Brute force attacks use strength rather than cunning to infiltrate a network. These attacks will use all methods systematically until the target has been infiltrated. They can be carried out either on- or off-line; on-line being the most common. On-line attacks are carried out usually by hackers trying to discover a network password (commonly using an alpha-numeric dictionary attack). Off-line attacks occur less often as the hacker must first posses, then decrypt a file (a Unix password file, for example).
Brute force attacks according to a 2015 McAfee report are only in second place behind denial of service, accounting for 25% the total number reported. Sites such as WordPress are typical targets; the purpose of such exploits is to gain control and place exploit kits to search for vulnerability in visitors’ systems and attack them. The other motive for such attacks can be to gain personal data from a specific target, access financial details, or to introduce malware (such as ransomware) either directly into the specific system – or to use the compromised machine/network covertly as part of a botnet.
Recognizing an attack
Often, an on-line brute force attack will go unnoticed, though there are signs to watch for. The most obvious is large numbers of failed log-ins from the same IP address. But, if the hacker is using a botnet, then there will be a great number of different IP’s. Failed log-ins using multiple different user names can be an indicator, especially if they are common, weak ones that some users default to: ‘123456’, ‘password’, etc – these will be tried by the hacker first. With an automated dictionary attack, the user names or passwords will be alphabetically sequential. Another method is for the hacker to extract a referring URL from the mail of someone else who has been hacked (this will look something like: http://user:password@www.example.com/login.html ).
Defence against brute force attacks
There are ways to deter such attacks. Account log-ins can be locked after so many unsuccessful attempts – this will slow down the attackers (in 2014, Apple’s iCloud failure to employ locking led to a brute force attack that distributed private celebrity photos). Setting the delay of re-try time is also a way to slow the hackers, in a network situation this will give system administration more time to discover and attack is underway. In addition to this, IP addresses can be locked-out after a failed number of log-in attempts (though if the attack is by a botnet, then this will not work because of the multiple IP’s).

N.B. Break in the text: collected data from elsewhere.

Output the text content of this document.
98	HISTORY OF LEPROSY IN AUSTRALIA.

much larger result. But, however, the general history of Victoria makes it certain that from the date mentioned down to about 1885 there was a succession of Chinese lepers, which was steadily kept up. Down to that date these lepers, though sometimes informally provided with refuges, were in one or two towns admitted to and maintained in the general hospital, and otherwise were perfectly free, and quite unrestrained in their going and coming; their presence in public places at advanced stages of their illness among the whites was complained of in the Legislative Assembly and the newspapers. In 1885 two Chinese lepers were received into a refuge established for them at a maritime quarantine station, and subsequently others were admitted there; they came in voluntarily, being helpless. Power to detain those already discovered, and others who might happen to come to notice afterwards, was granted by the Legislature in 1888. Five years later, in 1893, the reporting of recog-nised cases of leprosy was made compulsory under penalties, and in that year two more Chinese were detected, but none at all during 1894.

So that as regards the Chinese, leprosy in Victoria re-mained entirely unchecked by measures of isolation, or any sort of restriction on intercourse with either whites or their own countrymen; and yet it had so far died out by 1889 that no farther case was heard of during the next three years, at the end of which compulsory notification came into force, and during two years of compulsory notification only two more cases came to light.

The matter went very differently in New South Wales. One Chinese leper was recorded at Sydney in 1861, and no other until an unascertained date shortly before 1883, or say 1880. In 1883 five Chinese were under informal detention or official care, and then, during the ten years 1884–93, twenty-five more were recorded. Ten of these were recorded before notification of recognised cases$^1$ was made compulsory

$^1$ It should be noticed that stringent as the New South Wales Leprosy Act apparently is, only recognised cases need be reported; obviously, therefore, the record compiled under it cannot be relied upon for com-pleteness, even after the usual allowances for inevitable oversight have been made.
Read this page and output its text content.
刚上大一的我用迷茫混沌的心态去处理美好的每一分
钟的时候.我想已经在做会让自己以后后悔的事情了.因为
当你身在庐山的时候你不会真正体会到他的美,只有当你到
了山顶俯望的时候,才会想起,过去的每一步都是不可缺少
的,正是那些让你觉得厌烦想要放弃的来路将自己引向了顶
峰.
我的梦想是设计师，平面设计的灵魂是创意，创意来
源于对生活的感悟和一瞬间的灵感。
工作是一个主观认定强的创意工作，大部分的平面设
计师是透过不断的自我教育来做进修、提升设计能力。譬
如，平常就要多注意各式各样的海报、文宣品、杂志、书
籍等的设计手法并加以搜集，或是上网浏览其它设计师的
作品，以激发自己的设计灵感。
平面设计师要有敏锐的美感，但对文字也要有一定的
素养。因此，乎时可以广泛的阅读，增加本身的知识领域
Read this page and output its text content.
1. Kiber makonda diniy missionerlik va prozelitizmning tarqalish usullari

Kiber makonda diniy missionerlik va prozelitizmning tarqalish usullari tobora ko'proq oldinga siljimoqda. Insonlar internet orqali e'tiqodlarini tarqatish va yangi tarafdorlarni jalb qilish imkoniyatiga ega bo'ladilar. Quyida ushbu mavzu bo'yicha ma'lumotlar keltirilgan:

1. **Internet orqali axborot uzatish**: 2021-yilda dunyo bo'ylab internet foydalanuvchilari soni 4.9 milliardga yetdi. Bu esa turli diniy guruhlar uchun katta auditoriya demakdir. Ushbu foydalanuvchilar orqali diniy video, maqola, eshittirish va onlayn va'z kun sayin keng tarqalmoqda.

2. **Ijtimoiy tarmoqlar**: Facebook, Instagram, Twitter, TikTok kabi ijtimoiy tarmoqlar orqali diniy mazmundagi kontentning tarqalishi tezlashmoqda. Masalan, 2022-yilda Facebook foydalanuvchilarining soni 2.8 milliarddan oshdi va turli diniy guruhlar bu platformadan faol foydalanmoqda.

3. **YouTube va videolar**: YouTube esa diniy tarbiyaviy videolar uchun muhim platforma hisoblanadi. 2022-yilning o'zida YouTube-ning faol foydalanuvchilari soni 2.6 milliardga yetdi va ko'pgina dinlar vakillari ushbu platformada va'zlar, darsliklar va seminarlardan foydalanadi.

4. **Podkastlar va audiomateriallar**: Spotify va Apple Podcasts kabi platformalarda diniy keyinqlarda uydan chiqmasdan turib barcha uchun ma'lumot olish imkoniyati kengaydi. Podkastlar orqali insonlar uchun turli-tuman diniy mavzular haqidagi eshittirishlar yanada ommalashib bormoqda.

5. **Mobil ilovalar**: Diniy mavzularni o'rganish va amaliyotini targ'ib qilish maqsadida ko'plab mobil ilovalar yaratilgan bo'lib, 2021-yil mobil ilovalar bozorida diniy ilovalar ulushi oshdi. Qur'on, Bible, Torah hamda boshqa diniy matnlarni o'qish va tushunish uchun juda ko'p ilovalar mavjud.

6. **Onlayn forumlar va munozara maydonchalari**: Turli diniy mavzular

Using the above indicators as a basis for real-time log analysis, a tool called OSSEC can be used. It’s an open-source threat detection system that can sometimes recognize an attack and either block it, or warn the Administrator.
The force is with us
Security experts predict that brute force attacks will become even more prevalent in the future. They can now be launched using botnets that only accelerate attacks. Adding to the strength that this gives the hacker are facilities such as scalable grid and cloud architectures which can provide vast additional computing power at an realistic price. The battle is definitely joined.